Iran and China’s Sinopec could sign a long-awaited final multi-billion-dollar agreement for the development of the Yadavaran onshore oilfield, the Iranian oil minister said.
“Iran could probably sign a contract this evening with China’s Sinopec to develop Yadavaran,” Gholam Hossein Nozari told reporters on the sidelines of an oil conference.
“If not today, it will be in two weeks’ time. We are still in talks,” the oil minister said.
In late October 2004, Iran and Sinopec inked an initial agreement to develop Yadavaran in southwestern Iran, which is estimated to hold more than three billion barrels of recoverable crude.
Based on that memorandum of understanding, China was to have a 51 per cent share in the project. But Nozari refused to disclose the final financial details.
The agreement also involves China’s purchase of an annual 10 million tonnes of Iranian liquefied natural gas for 25 years, beginning in 2009.
Iran and China have significant economic ties and Beijing is the second largest importer of Iranian goods after Japan.

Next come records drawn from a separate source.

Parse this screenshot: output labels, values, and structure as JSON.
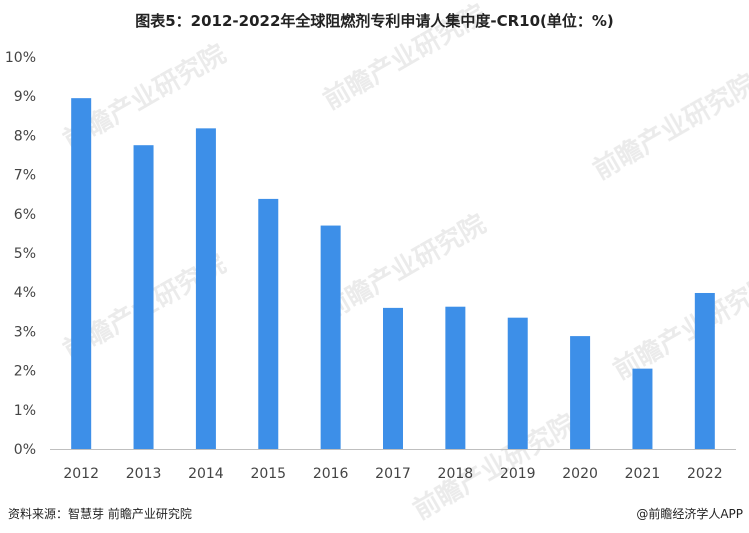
{
  "chart_data": {
    "type": "bar",
    "title": "图表5：2012-2022年全球阻燃剂专利申请人集中度-CR10(单位：%)",
    "categories": [
      "2012",
      "2013",
      "2014",
      "2015",
      "2016",
      "2017",
      "2018",
      "2019",
      "2020",
      "2021",
      "2022"
    ],
    "values": [
      8.95,
      7.75,
      8.18,
      6.38,
      5.7,
      3.6,
      3.63,
      3.35,
      2.88,
      2.05,
      3.98
    ],
    "unit": "%",
    "ylim": [
      0,
      10
    ],
    "yticks": [
      "0%",
      "1%",
      "2%",
      "3%",
      "4%",
      "5%",
      "6%",
      "7%",
      "8%",
      "9%",
      "10%"
    ],
    "grid": false,
    "legend": "none",
    "colors": {
      "bar": "#3d8fe8",
      "axis": "#bfbfbf"
    }
  },
  "footer": {
    "source": "资料来源：智慧芽 前瞻产业研究院",
    "publisher": "@前瞻经济学人APP"
  },
  "watermark": "前瞻产业研究院"
}
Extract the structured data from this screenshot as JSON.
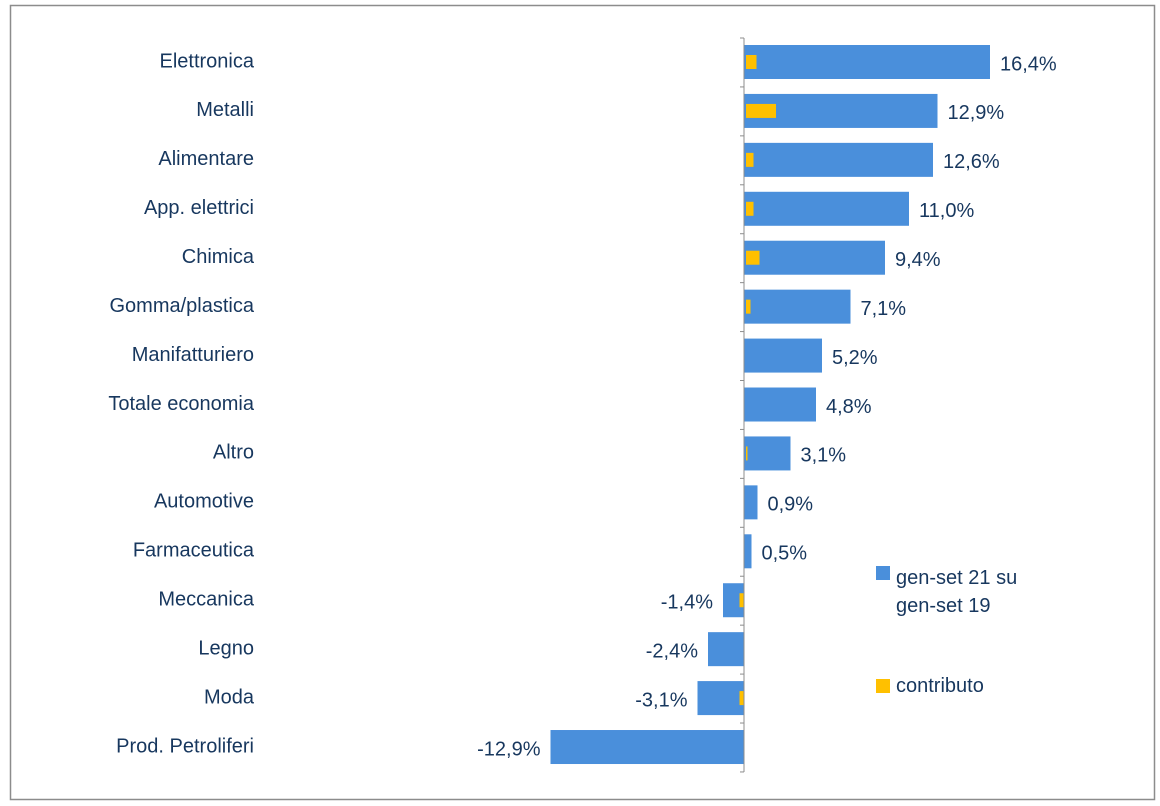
{
  "chart_data": {
    "type": "hbar",
    "categories": [
      "Elettronica",
      "Metalli",
      "Alimentare",
      "App. elettrici",
      "Chimica",
      "Gomma/plastica",
      "Manifatturiero",
      "Totale economia",
      "Altro",
      "Automotive",
      "Farmaceutica",
      "Meccanica",
      "Legno",
      "Moda",
      "Prod. Petroliferi"
    ],
    "series": [
      {
        "name": "gen-set 21 su gen-set 19",
        "color": "#4a8fdb",
        "values": [
          16.4,
          12.9,
          12.6,
          11.0,
          9.4,
          7.1,
          5.2,
          4.8,
          3.1,
          0.9,
          0.5,
          -1.4,
          -2.4,
          -3.1,
          -12.9
        ],
        "value_labels": [
          "16,4%",
          "12,9%",
          "12,6%",
          "11,0%",
          "9,4%",
          "7,1%",
          "5,2%",
          "4,8%",
          "3,1%",
          "0,9%",
          "0,5%",
          "-1,4%",
          "-2,4%",
          "-3,1%",
          "-12,9%"
        ]
      },
      {
        "name": "contributo",
        "color": "#ffc000",
        "values": [
          0.7,
          2.0,
          0.5,
          0.5,
          0.9,
          0.3,
          null,
          null,
          0.1,
          0,
          0,
          -0.3,
          0,
          -0.3,
          0
        ]
      }
    ],
    "xlim": [
      -13,
      17
    ],
    "legend": "right"
  }
}
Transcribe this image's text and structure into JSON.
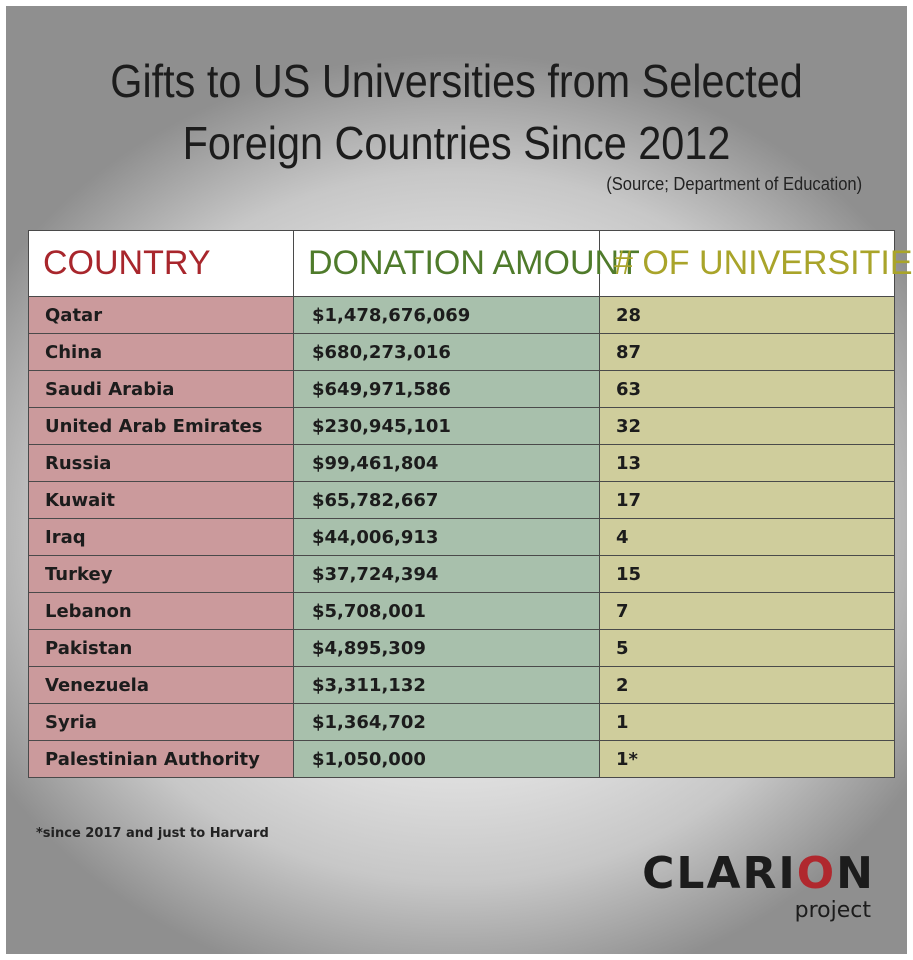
{
  "header": {
    "title_line1": "Gifts to US Universities from Selected",
    "title_line2": "Foreign Countries Since 2012",
    "source": "(Source; Department of Education)"
  },
  "table": {
    "columns": [
      "COUNTRY",
      "DONATION AMOUNT",
      "# OF UNIVERSITIES"
    ],
    "rows": [
      {
        "country": "Qatar",
        "amount": "$1,478,676,069",
        "universities": "28"
      },
      {
        "country": "China",
        "amount": "$680,273,016",
        "universities": "87"
      },
      {
        "country": "Saudi Arabia",
        "amount": "$649,971,586",
        "universities": "63"
      },
      {
        "country": "United Arab Emirates",
        "amount": "$230,945,101",
        "universities": "32"
      },
      {
        "country": "Russia",
        "amount": "$99,461,804",
        "universities": "13"
      },
      {
        "country": "Kuwait",
        "amount": "$65,782,667",
        "universities": "17"
      },
      {
        "country": "Iraq",
        "amount": "$44,006,913",
        "universities": "4"
      },
      {
        "country": "Turkey",
        "amount": "$37,724,394",
        "universities": "15"
      },
      {
        "country": "Lebanon",
        "amount": "$5,708,001",
        "universities": "7"
      },
      {
        "country": "Pakistan",
        "amount": "$4,895,309",
        "universities": "5"
      },
      {
        "country": "Venezuela",
        "amount": "$3,311,132",
        "universities": "2"
      },
      {
        "country": "Syria",
        "amount": "$1,364,702",
        "universities": "1"
      },
      {
        "country": "Palestinian Authority",
        "amount": "$1,050,000",
        "universities": "1*"
      }
    ]
  },
  "footnote": "*since 2017 and just to Harvard",
  "logo": {
    "text_before": "CLARI",
    "text_o": "O",
    "text_after": "N",
    "subtext": "project"
  },
  "colors": {
    "country_header": "#a8262c",
    "amount_header": "#4f7b2b",
    "universities_header": "#a9a42a",
    "country_cell": "#cb9a9c",
    "amount_cell": "#a8c0ac",
    "universities_cell": "#cfcd9c",
    "logo_accent": "#b0282e"
  }
}
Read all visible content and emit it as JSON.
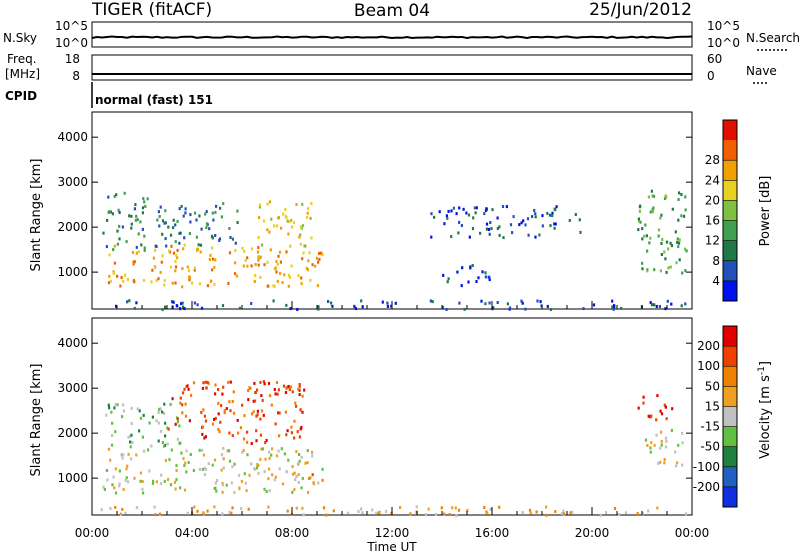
{
  "header": {
    "station": "TIGER (fitACF)",
    "beam": "Beam 04",
    "date": "25/Jun/2012"
  },
  "strips": {
    "nsky_label": "N.Sky",
    "nsky_ticks": [
      "10^5",
      "10^0"
    ],
    "nsearch_label": "N.Search",
    "nsearch_ticks": [
      "10^5",
      "10^0"
    ],
    "freq_label": "Freq.",
    "freq_unit": "[MHz]",
    "freq_ticks": [
      "18",
      "8"
    ],
    "nave_label": "Nave",
    "nave_ticks": [
      "60",
      "0"
    ],
    "cpid_label": "CPID",
    "cpid_value": "normal (fast) 151"
  },
  "chart_data": [
    {
      "type": "heatmap",
      "title": "",
      "quantity": "Power",
      "ylabel": "Slant Range [km]",
      "xlabel": "",
      "ylim": [
        180,
        4560
      ],
      "yticks": [
        1000,
        2000,
        3000,
        4000
      ],
      "xlim_hours": [
        0,
        24
      ],
      "colorbar_label": "Power [dB]",
      "colorbar_ticks": [
        "4",
        "8",
        "12",
        "16",
        "20",
        "24",
        "28"
      ],
      "colors": [
        "#0010e8",
        "#2050b8",
        "#207848",
        "#40a050",
        "#80c040",
        "#e8d020",
        "#f0a000",
        "#f06000",
        "#e01000"
      ],
      "blobs": [
        {
          "t": [
            0.6,
            9.2
          ],
          "r": [
            700,
            1650
          ],
          "level": 6
        },
        {
          "t": [
            0.4,
            2.2
          ],
          "r": [
            1500,
            2800
          ],
          "level": 2
        },
        {
          "t": [
            2.5,
            6.0
          ],
          "r": [
            1600,
            2600
          ],
          "level": 2
        },
        {
          "t": [
            6.5,
            8.8
          ],
          "r": [
            1600,
            2600
          ],
          "level": 5
        },
        {
          "t": [
            14.0,
            16.0
          ],
          "r": [
            700,
            1200
          ],
          "level": 1
        },
        {
          "t": [
            21.8,
            23.8
          ],
          "r": [
            1000,
            2900
          ],
          "level": 3
        },
        {
          "t": [
            13.5,
            19.5
          ],
          "r": [
            1800,
            2500
          ],
          "level": 1
        },
        {
          "t": [
            0.3,
            23.8
          ],
          "r": [
            200,
            400
          ],
          "level": 1
        }
      ]
    },
    {
      "type": "heatmap",
      "title": "",
      "quantity": "Velocity",
      "ylabel": "Slant Range [km]",
      "xlabel": "Time UT",
      "ylim": [
        180,
        4560
      ],
      "yticks": [
        1000,
        2000,
        3000,
        4000
      ],
      "xticks": [
        "00:00",
        "04:00",
        "08:00",
        "12:00",
        "16:00",
        "20:00",
        "00:00"
      ],
      "xlim_hours": [
        0,
        24
      ],
      "colorbar_label": "Velocity [m s",
      "colorbar_label_sup": "-1",
      "colorbar_label_end": "]",
      "colorbar_ticks": [
        "200",
        "100",
        "50",
        "15",
        "-15",
        "-50",
        "-100",
        "-200"
      ],
      "colors": [
        "#1030e0",
        "#2060c0",
        "#208040",
        "#60c040",
        "#c0c0c0",
        "#f0a020",
        "#f08000",
        "#f04000",
        "#e00000"
      ],
      "blobs": [
        {
          "t": [
            0.4,
            9.2
          ],
          "r": [
            700,
            1700
          ],
          "level": 4
        },
        {
          "t": [
            0.5,
            3.5
          ],
          "r": [
            1700,
            2700
          ],
          "level": 3
        },
        {
          "t": [
            3.0,
            8.5
          ],
          "r": [
            1800,
            3200
          ],
          "level": 7
        },
        {
          "t": [
            8.2,
            9.2
          ],
          "r": [
            900,
            1400
          ],
          "level": 6
        },
        {
          "t": [
            22.0,
            23.8
          ],
          "r": [
            1300,
            2100
          ],
          "level": 4
        },
        {
          "t": [
            21.8,
            23.2
          ],
          "r": [
            2300,
            2900
          ],
          "level": 8
        },
        {
          "t": [
            0.3,
            23.8
          ],
          "r": [
            200,
            400
          ],
          "level": 5
        }
      ]
    }
  ]
}
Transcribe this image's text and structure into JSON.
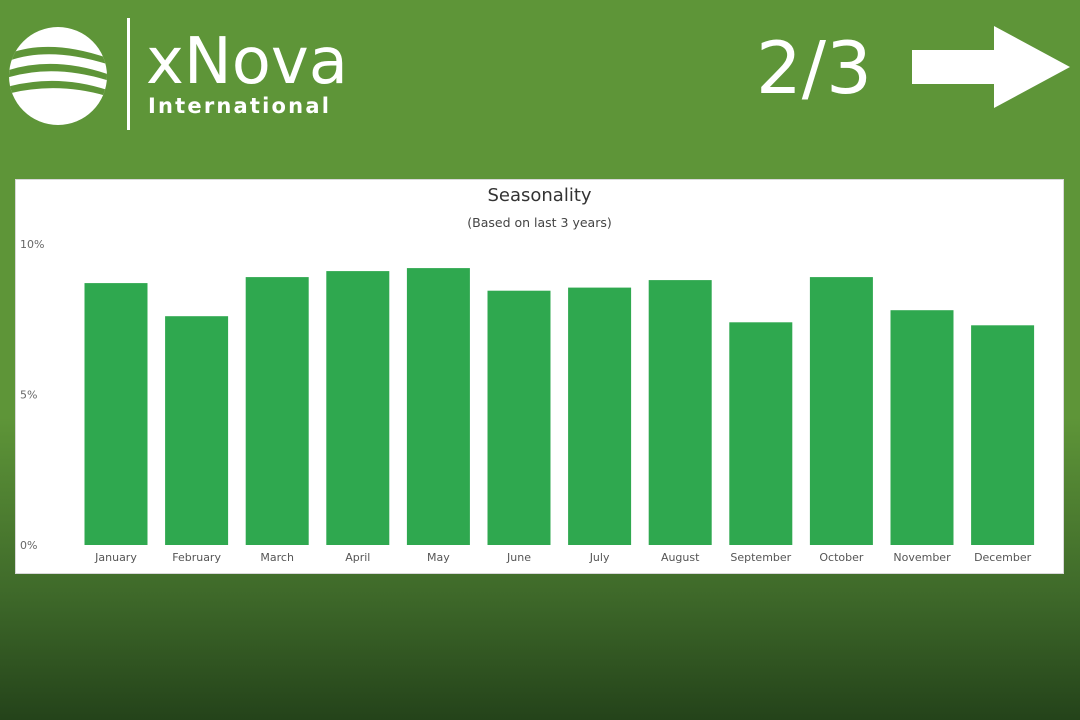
{
  "brand": {
    "name": "xNova",
    "subtitle": "International"
  },
  "pagination": {
    "current": "2/3"
  },
  "colors": {
    "background": "#5e9538",
    "bar": "#2fa84f",
    "text": "#333333"
  },
  "icons": {
    "logo": "xnova-globe-logo-icon",
    "next": "right-arrow-icon"
  },
  "chart_data": {
    "type": "bar",
    "title": "Seasonality",
    "subtitle": "(Based on last 3 years)",
    "xlabel": "",
    "ylabel": "",
    "categories": [
      "January",
      "February",
      "March",
      "April",
      "May",
      "June",
      "July",
      "August",
      "September",
      "October",
      "November",
      "December"
    ],
    "values": [
      8.7,
      7.6,
      8.9,
      9.1,
      9.2,
      8.45,
      8.55,
      8.8,
      7.4,
      8.9,
      7.8,
      7.3
    ],
    "yticks": [
      "0%",
      "5%",
      "10%"
    ],
    "ylim": [
      0,
      10
    ],
    "grid": false,
    "legend": false
  }
}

China is a veto-wielding permanent member of the UN Security Council and has until now been reluctant to support fully a US-led drive to impose a third set of UN sanctions against Tehran because of its nuclear programme.
The United States has been pressuring European and Asian countries to cut their business ties with Iran as another lever to exert pressure on the Islamic republic in the atomic standoff.